Girl video gamers, otherwise known as “Geek Girls,” are more likely to pursue physical science, technology, engineering and math (PSTEM) degrees than girls who do not “game,” according to new research from the University of Surrey.

According to the findings, 13 to 14 year old girls who were classified as “heavy gamers” — playing more than nine hours’ worth of video games each week — were three times more likely to seek a degree in the PSTEM subjects versus girls who did not play video games.

Likewise, researchers discovered that of the females already pursuing PSTEM degrees, 100% of them identified as gamers.

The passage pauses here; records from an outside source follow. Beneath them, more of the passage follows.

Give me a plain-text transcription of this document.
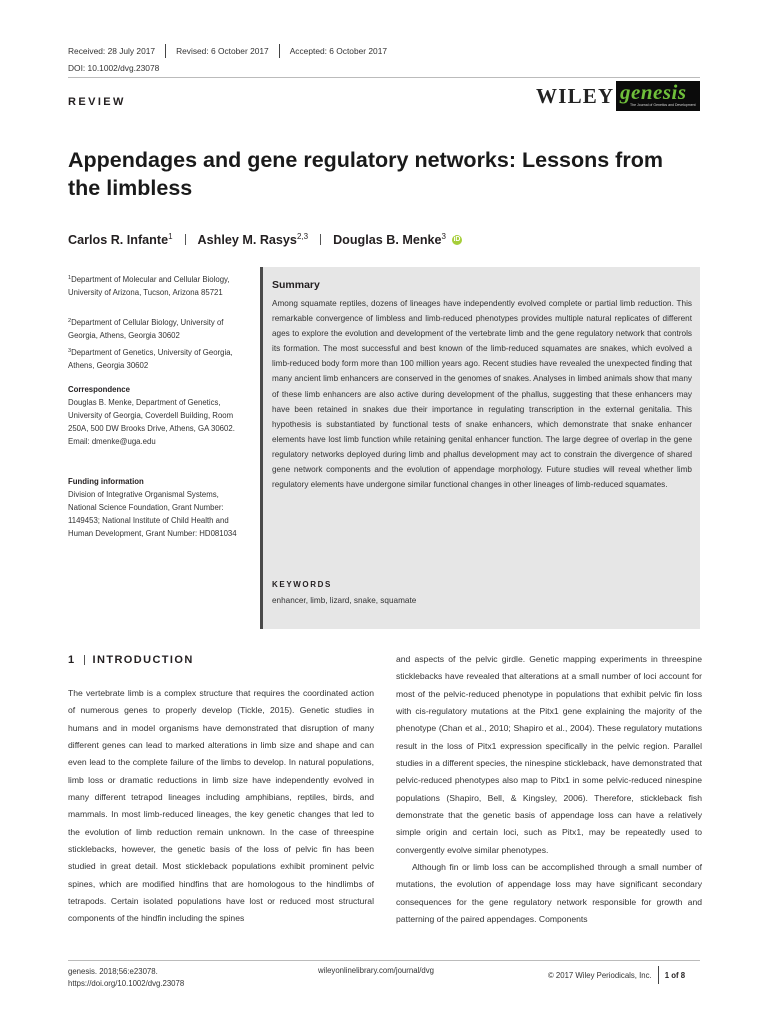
Received: 28 July 2017	Revised: 6 October 2017	Accepted: 6 October 2017
DOI: 10.1002/dvg.23078
REVIEW	WILEY genesis
The Journal of Genetics and Development
Appendages and gene regulatory networks: Lessons from the limbless
Carlos R. Infante$^1$ Ashley M. Rasys$^{2,3}$ Douglas B. Menke$^3$ iD
$^1$Department of Molecular and Cellular Biology, University of Arizona, Tucson, Arizona 85721
$^2$Department of Cellular Biology, University of Georgia, Athens, Georgia 30602
$^3$Department of Genetics, University of Georgia, Athens, Georgia 30602
Correspondence
Douglas B. Menke, Department of Genetics, University of Georgia, Coverdell Building, Room 250A, 500 DW Brooks Drive, Athens, GA 30602.
Email: dmenke@uga.edu
Funding information
Division of Integrative Organismal Systems, National Science Foundation, Grant Number: 1149453; National Institute of Child Health and Human Development, Grant Number: HD081034
Summary
Among squamate reptiles, dozens of lineages have independently evolved complete or partial limb reduction. This remarkable convergence of limbless and limb-reduced phenotypes provides multiple natural replicates of different ages to explore the evolution and development of the vertebrate limb and the gene regulatory network that controls its formation. The most successful and best known of the limb-reduced squamates are snakes, which evolved a limb-reduced body form more than 100 million years ago. Recent studies have revealed the unexpected finding that many ancient limb enhancers are conserved in the genomes of snakes. Analyses in limbed animals show that many of these limb enhancers are also active during development of the phallus, suggesting that these enhancers may have been retained in snakes due their importance in regulating transcription in the external genitalia. This hypothesis is substantiated by functional tests of snake enhancers, which demonstrate that snake enhancer elements have lost limb function while retaining genital enhancer function. The large degree of overlap in the gene regulatory networks deployed during limb and phallus development may act to constrain the divergence of shared gene network components and the evolution of appendage morphology. Future studies will reveal whether limb regulatory elements have undergone similar functional changes in other lineages of limb-reduced squamates.
KEYWORDS
enhancer, limb, lizard, snake, squamate
1 INTRODUCTION

The vertebrate limb is a complex structure that requires the coordinated action of numerous genes to properly develop (Tickle, 2015). Genetic studies in humans and in model organisms have demonstrated that disruption of many different genes can lead to marked alterations in limb size and shape and can even lead to the complete failure of the limbs to develop. In natural populations, limb loss or dramatic reductions in limb size have independently evolved in many different tetrapod lineages including amphibians, reptiles, birds, and mammals. In most limb-reduced lineages, the key genetic changes that led to the evolution of limb reduction remain unknown. In the case of threespine sticklebacks, however, the genetic basis of the loss of pelvic fin has been studied in great detail. Most stickleback populations exhibit prominent pelvic spines, which are modified hindfins that are homologous to the hindlimbs of tetrapods. Certain isolated populations have lost or reduced most structural components of the hindfin including the spines

and aspects of the pelvic girdle. Genetic mapping experiments in threespine sticklebacks have revealed that alterations at a small number of loci account for most of the pelvic-reduced phenotype in populations that exhibit pelvic fin loss with cis-regulatory mutations at the Pitx1 gene explaining the majority of the phenotype (Chan et al., 2010; Shapiro et al., 2004). These regulatory mutations result in the loss of Pitx1 expression specifically in the pelvic region. Parallel studies in a different species, the ninespine stickleback, have demonstrated that pelvic-reduced phenotypes also map to Pitx1 in some pelvic-reduced ninespine populations (Shapiro, Bell, & Kingsley, 2006). Therefore, stickleback fish demonstrate that the genetic basis of appendage loss can have a relatively simple origin and certain loci, such as Pitx1, may be repeatedly used to convergently evolve similar phenotypes.

Although fin or limb loss can be accomplished through a small number of mutations, the evolution of appendage loss may have significant secondary consequences for the gene regulatory network responsible for growth and patterning of the paired appendages. Components

genesis. 2018;56:e23078.
https://doi.org/10.1002/dvg.23078
wileyonlinelibrary.com/journal/dvg	© 2017 Wiley Periodicals, Inc. 1 of 8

Dr. Anesa Hosein, lecturer in higher education and programme director of PhD in higher education at Surrey and lead author of the study, believes that identifying and targeting specific female groups earlier might inspire more females to study the PSTEM subjects, maybe even beyond degree level.

Dr Hosein said: "Despite the pioneering work of people like Jocelyn Bell Burnell and Surrey's own Daphne Jackson, the first female Physics professor, there are still too few female PSTEM role models for young women.

"However, our research shows that those who study PTSEM subjects at degree level are more likely to be gamers, so we need to encourage the girl gamers of today to become the engineering and physics students and pioneers of tomorrow.

"It therefore makes sense, in the short-term, that educators seeking to encourage more take up of PSTEM subjects should target girl gamers, as they already may have a natural interest in these subjects. We need to get better at identifying cues early to recognise which girls may be more interested in taking up PSTEM degrees."

The study is published in the journal, Computers in Human Behavior.